The poet Carol Rumens tells a story as she writes in ‘The Emigree,’ of the complexities of migrant life that the ordinary person can probably never understand. From a collection by the poet entitled ‘Thinking of Skins,’ it offers a window to the confused thoughts of a migrant, on that journey that, but for the grace of Allah, we could all have taken, in another life, at another time, and in another place.
‘The Emigree’ speaks not of rights, but appears to have uniquely captured the uncertainties of migration, and I have integrated the poetry here to promote a colloquial understanding rather than a literary perspective. I have always been keen to present poetry in this way, and this work offers a rare opportunity to do so... ‘There once was a country...’ and the pause here speaks not only wistfully of home, but of reflection, but certainly tinged with regret. ‘I left it as a child but my memory of it is sunlight-clear for it seems I never saw it in that November which, I am told, comes to the mildest city.’

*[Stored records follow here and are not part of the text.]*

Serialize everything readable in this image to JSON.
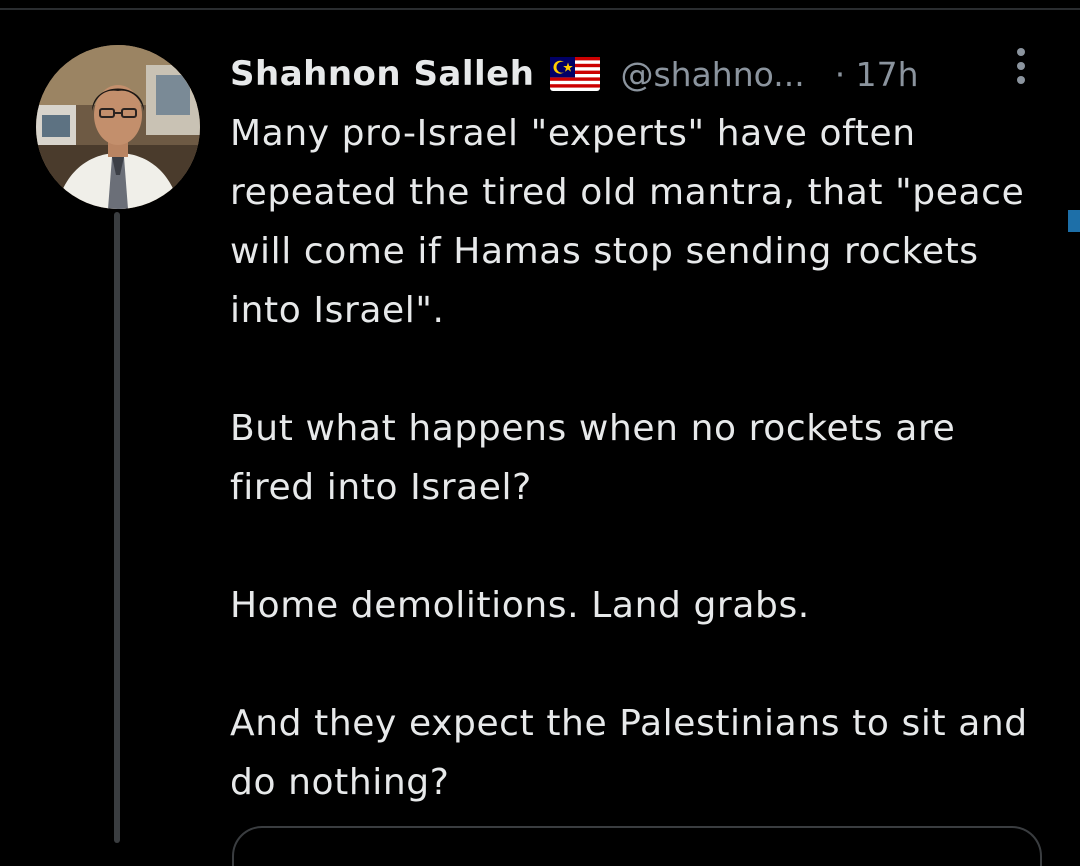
{
  "tweet": {
    "author": {
      "display_name": "Shahnon Salleh",
      "flag_icon": "malaysia-flag-icon",
      "handle": "@shahno...",
      "avatar_icon": "profile-photo"
    },
    "timestamp": "· 17h",
    "more_icon": "vertical-ellipsis-icon",
    "paragraphs": [
      "Many pro-Israel \"experts\" have often repeated the tired old mantra, that \"peace will come if Hamas stop sending rockets into Israel\".",
      "But what happens when no rockets are fired into Israel?",
      "Home demolitions. Land grabs.",
      "And they expect the Palestinians to sit and do nothing?"
    ]
  },
  "colors": {
    "background": "#000000",
    "text_primary": "#e7e9ea",
    "text_secondary": "#8b949e",
    "thread_line": "#3a3d40",
    "accent": "#1d6fa8"
  }
}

We understand the female child she was at the time didn’t want to leave her happy place behind. However, ‘The worst news I receive of it cannot break my original view, the bright, filled paperweight.’ The news is clearly of war or conflict from the home which is never identified, though she could easily be speaking of somewhere like the Sudan, where corruption is rife. ‘It may be at war,’ she wrote, and ‘it may be sick with tyrants, but I am branded by an impression of sunlight.’ So she still holds on tightly to all that was good in her old home, still longs for its light, maybe a metaphor for its once bright future.

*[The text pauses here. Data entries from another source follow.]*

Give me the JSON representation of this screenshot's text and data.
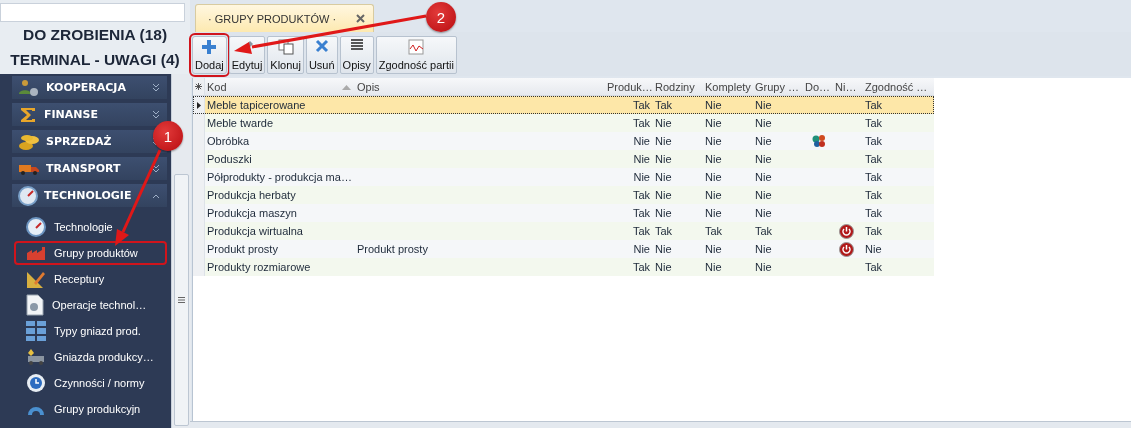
{
  "sidebar": {
    "counters": [
      "DO ZROBIENIA (18)",
      "TERMINAL - UWAGI (4)"
    ],
    "sections": [
      {
        "label": "KOOPERACJA",
        "expanded": false
      },
      {
        "label": "FINANSE",
        "expanded": false
      },
      {
        "label": "SPRZEDAŻ",
        "expanded": false
      },
      {
        "label": "TRANSPORT",
        "expanded": false
      },
      {
        "label": "TECHNOLOGIE",
        "expanded": true
      }
    ],
    "items": [
      {
        "label": "Technologie",
        "highlighted": false
      },
      {
        "label": "Grupy produktów",
        "highlighted": true
      },
      {
        "label": "Receptury",
        "highlighted": false
      },
      {
        "label": "Operacje technol…",
        "highlighted": false
      },
      {
        "label": "Typy gniazd prod.",
        "highlighted": false
      },
      {
        "label": "Gniazda produkcy…",
        "highlighted": false
      },
      {
        "label": "Czynności / normy",
        "highlighted": false
      },
      {
        "label": "Grupy produkcyjn",
        "highlighted": false
      }
    ]
  },
  "tabs": [
    {
      "label": "· GRUPY PRODUKTÓW ·",
      "selected": true
    }
  ],
  "toolbar": [
    {
      "label": "Dodaj",
      "highlighted": true
    },
    {
      "label": "Edytuj",
      "highlighted": false
    },
    {
      "label": "Klonuj",
      "highlighted": false
    },
    {
      "label": "Usuń",
      "highlighted": false
    },
    {
      "label": "Opisy",
      "highlighted": false
    },
    {
      "label": "Zgodność partii",
      "highlighted": false
    }
  ],
  "table": {
    "columns": [
      "Kod",
      "Opis",
      "Produk…",
      "Rodziny",
      "Komplety",
      "Grupy …",
      "Do…",
      "Ni…",
      "Zgodność …"
    ],
    "rows": [
      {
        "cells": [
          "Meble tapicerowane",
          "",
          "Tak",
          "Tak",
          "Nie",
          "Nie",
          "",
          "",
          "Tak"
        ],
        "selected": true,
        "linked": false,
        "inactive": false
      },
      {
        "cells": [
          "Meble twarde",
          "",
          "Tak",
          "Nie",
          "Nie",
          "Nie",
          "",
          "",
          "Tak"
        ],
        "selected": false,
        "linked": false,
        "inactive": false
      },
      {
        "cells": [
          "Obróbka",
          "",
          "Nie",
          "Nie",
          "Nie",
          "Nie",
          "",
          "",
          "Tak"
        ],
        "selected": false,
        "linked": true,
        "inactive": false
      },
      {
        "cells": [
          "Poduszki",
          "",
          "Nie",
          "Nie",
          "Nie",
          "Nie",
          "",
          "",
          "Tak"
        ],
        "selected": false,
        "linked": false,
        "inactive": false
      },
      {
        "cells": [
          "Półprodukty - produkcja ma…",
          "",
          "Nie",
          "Nie",
          "Nie",
          "Nie",
          "",
          "",
          "Tak"
        ],
        "selected": false,
        "linked": false,
        "inactive": false
      },
      {
        "cells": [
          "Produkcja herbaty",
          "",
          "Tak",
          "Nie",
          "Nie",
          "Nie",
          "",
          "",
          "Tak"
        ],
        "selected": false,
        "linked": false,
        "inactive": false
      },
      {
        "cells": [
          "Produkcja maszyn",
          "",
          "Tak",
          "Nie",
          "Nie",
          "Nie",
          "",
          "",
          "Tak"
        ],
        "selected": false,
        "linked": false,
        "inactive": false
      },
      {
        "cells": [
          "Produkcja wirtualna",
          "",
          "Tak",
          "Tak",
          "Tak",
          "Tak",
          "",
          "",
          "Tak"
        ],
        "selected": false,
        "linked": false,
        "inactive": true
      },
      {
        "cells": [
          "Produkt prosty",
          "Produkt prosty",
          "Nie",
          "Nie",
          "Nie",
          "Nie",
          "",
          "",
          "Nie"
        ],
        "selected": false,
        "linked": false,
        "inactive": true
      },
      {
        "cells": [
          "Produkty rozmiarowe",
          "",
          "Tak",
          "Nie",
          "Nie",
          "Nie",
          "",
          "",
          "Tak"
        ],
        "selected": false,
        "linked": false,
        "inactive": false
      }
    ]
  },
  "callouts": [
    "1",
    "2"
  ]
}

‘The white streets of that city, the graceful slopes glow even clearer as time rolls its tanks and the frontiers rise between us, close like waves,’ has nothing to do with tanks or frontiers, but the inexorability of time, and how ‘that child’s vocabulary I carried here like a hollow doll, opens and spills a grammar. Soon I shall have every coloured molecule of it,’ expresses clearly that every migrant has a need for the new language, and how proud she is to have mastered the new colourful vocabulary. However, she then finds that her former language, ‘It may by now be a lie, banned by the state but I can’t get it off my tongue.’ So she may have learned a new language, but her native language will live on, in her, and she so loves it, as ‘It tastes of sunlight.’
‘I have no passport, there’s no way back at all but my city comes to me in its own white plane. It lies down in front of me, docile as paper; I comb its hair and love its shining eyes. My city takes me dancing through the city of walls.’ So her former safe haven was perfect, but now she finds herself in a new city, probably in reality a new country, seeking a home, but being unwelcome. ‘They accuse me of absence, they circle me. They accuse me of being dark in their free city.’

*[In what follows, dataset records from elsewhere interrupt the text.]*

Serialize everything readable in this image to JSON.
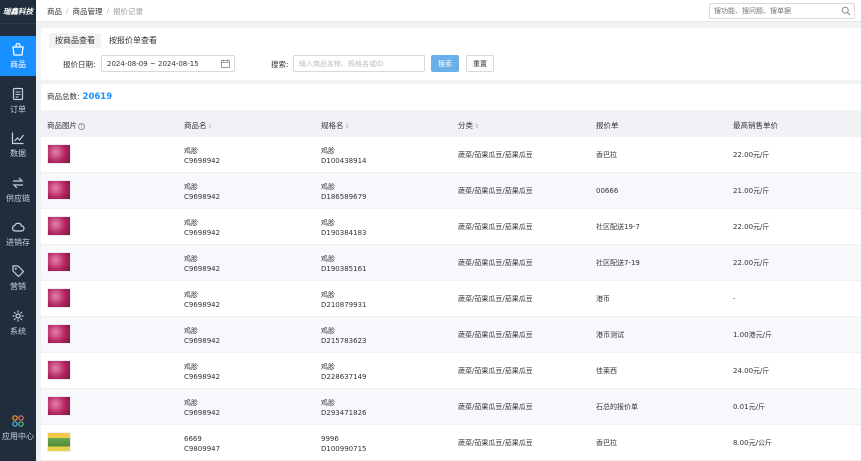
{
  "app": {
    "logo_text": "瑞鑫科技"
  },
  "sidebar": {
    "items": [
      {
        "label": "商品",
        "icon": "bag-icon",
        "active": true
      },
      {
        "label": "订单",
        "icon": "document-icon",
        "active": false
      },
      {
        "label": "数据",
        "icon": "line-chart-icon",
        "active": false
      },
      {
        "label": "供应链",
        "icon": "exchange-icon",
        "active": false
      },
      {
        "label": "进销存",
        "icon": "cloud-icon",
        "active": false
      },
      {
        "label": "营销",
        "icon": "tag-icon",
        "active": false
      },
      {
        "label": "系统",
        "icon": "gear-icon",
        "active": false
      },
      {
        "label": "应用中心",
        "icon": "apps-icon",
        "active": false
      }
    ]
  },
  "breadcrumb": {
    "items": [
      "商品",
      "商品管理",
      "报价记录"
    ]
  },
  "global_search": {
    "placeholder": "搜功能、搜问题、搜单据"
  },
  "tabs": [
    {
      "label": "按商品查看",
      "active": true
    },
    {
      "label": "按报价单查看",
      "active": false
    }
  ],
  "filters": {
    "date_label": "报价日期:",
    "date_range": "2024-08-09 ~ 2024-08-15",
    "keyword_label": "搜索:",
    "keyword_placeholder": "输入商品名称、规格名或ID",
    "search_button": "搜索",
    "reset_button": "重置"
  },
  "summary": {
    "label": "商品总数:",
    "total": "20619"
  },
  "table": {
    "columns": [
      "商品图片",
      "商品名",
      "规格名",
      "分类",
      "报价单",
      "最高销售单价"
    ],
    "rows": [
      {
        "thumb": "pink",
        "product_name": "鸡胗",
        "product_id": "C9698942",
        "spec_name": "鸡胗",
        "spec_id": "D100438914",
        "category": "蔬菜/茄果瓜豆/茄果瓜豆",
        "quote": "香巴拉",
        "price": "22.00元/斤"
      },
      {
        "thumb": "pink",
        "product_name": "鸡胗",
        "product_id": "C9698942",
        "spec_name": "鸡胗",
        "spec_id": "D186589679",
        "category": "蔬菜/茄果瓜豆/茄果瓜豆",
        "quote": "00666",
        "price": "21.00元/斤"
      },
      {
        "thumb": "pink",
        "product_name": "鸡胗",
        "product_id": "C9698942",
        "spec_name": "鸡胗",
        "spec_id": "D190384183",
        "category": "蔬菜/茄果瓜豆/茄果瓜豆",
        "quote": "社区配送19-7",
        "price": "22.00元/斤"
      },
      {
        "thumb": "pink",
        "product_name": "鸡胗",
        "product_id": "C9698942",
        "spec_name": "鸡胗",
        "spec_id": "D190385161",
        "category": "蔬菜/茄果瓜豆/茄果瓜豆",
        "quote": "社区配送7-19",
        "price": "22.00元/斤"
      },
      {
        "thumb": "pink",
        "product_name": "鸡胗",
        "product_id": "C9698942",
        "spec_name": "鸡胗",
        "spec_id": "D210879931",
        "category": "蔬菜/茄果瓜豆/茄果瓜豆",
        "quote": "港币",
        "price": "-"
      },
      {
        "thumb": "pink",
        "product_name": "鸡胗",
        "product_id": "C9698942",
        "spec_name": "鸡胗",
        "spec_id": "D215783623",
        "category": "蔬菜/茄果瓜豆/茄果瓜豆",
        "quote": "港币测试",
        "price": "1.00港元/斤"
      },
      {
        "thumb": "pink",
        "product_name": "鸡胗",
        "product_id": "C9698942",
        "spec_name": "鸡胗",
        "spec_id": "D228637149",
        "category": "蔬菜/茄果瓜豆/茄果瓜豆",
        "quote": "佳莱西",
        "price": "24.00元/斤"
      },
      {
        "thumb": "pink",
        "product_name": "鸡胗",
        "product_id": "C9698942",
        "spec_name": "鸡胗",
        "spec_id": "D293471826",
        "category": "蔬菜/茄果瓜豆/茄果瓜豆",
        "quote": "石总的报价单",
        "price": "0.01元/斤"
      },
      {
        "thumb": "green",
        "product_name": "6669",
        "product_id": "C9809947",
        "spec_name": "9996",
        "spec_id": "D100990715",
        "category": "蔬菜/茄果瓜豆/茄果瓜豆",
        "quote": "香巴拉",
        "price": "8.00元/公斤"
      }
    ]
  },
  "colors": {
    "sidebar_bg": "#1f2d3d",
    "accent": "#1890ff",
    "primary_button": "#6aafe9"
  }
}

And so, as she thinks of home, ‘My city hides behind me,’ she feels threatened by this new freedom, and in hearing, ‘They mutter death, and my shadow falls as evidence of sunlight,’ she feels unease in this new place, that she cannot yet call home, as there is no sunlight, no light. I don’t believe that the use of the word death means that she particularly feels threatened at this time, but maybe she feels the fate of every city, every country, is to be doomed to conflict and ruin.
I’m uncertain though whether Rumens is judgemental of societies, and their attitude to immigrants, but is trying to see displacement, and forced migration, through their eyes, rather than ours, which is most often the perspective. Interestingly, this poem was published in 1993, all of 31 years ago... As much as things change... they stay the same.